Data is generated by a fixed-seed LCG plus Box-Muller transform — the same parameters always produce the same point cloud.
Grey dots = data points / White × = mean / Red arrow = PC1 axis (length √λ₁) / Blue arrow = PC2 axis / Green ellipse = 1σ covariance ellipse
Given 2D data X = {(x_i, y_i)}, first center it by subtracting the mean and form the sample covariance matrix.

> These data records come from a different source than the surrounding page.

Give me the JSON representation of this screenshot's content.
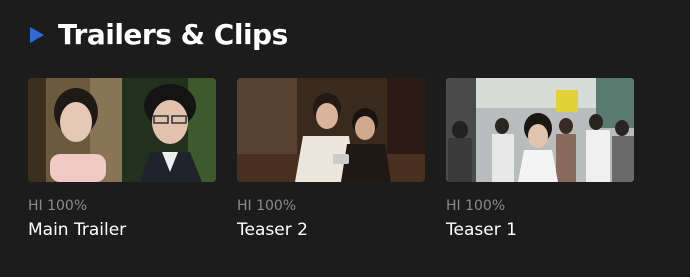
{
  "section": {
    "title": "Trailers & Clips",
    "icon": "play-icon",
    "accent": "#2f6ad6"
  },
  "clips": [
    {
      "meta": "HI 100%",
      "title": "Main Trailer"
    },
    {
      "meta": "HI 100%",
      "title": "Teaser 2"
    },
    {
      "meta": "HI 100%",
      "title": "Teaser 1"
    }
  ]
}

2×2 covariance matrix; σ_xx, σ_yy are variances, σ_xy is the covariance:
$$C = \begin{bmatrix} \sigma_{xx} & \sigma_{xy} \\ \sigma_{xy} & \sigma_{yy} \end{bmatrix}, \quad \sigma_{xy} = \frac{1}{n-1}\sum_i (x_i-\bar{x})(y_i-\bar{y})$$Closed-form 2×2 eigenvalues; T = trace, D = determinant:
$$\lambda_{1,2} = \frac{T \pm \sqrt{T^2 - 4D}}{2}, \quad T = \sigma_{xx}+\sigma_{yy}, \quad D = \sigma_{xx}\sigma_{yy} - \sigma_{xy}^2$$Explained variance ratio of the i-th principal component:
$$r_i = \frac{\lambda_i}{\lambda_1 + \lambda_2}$$The eigenvector $v_i$ satisfies $(C - \lambda_i I) v = 0$ and points along the dominant variation direction. PC1 is the direction of maximum variance.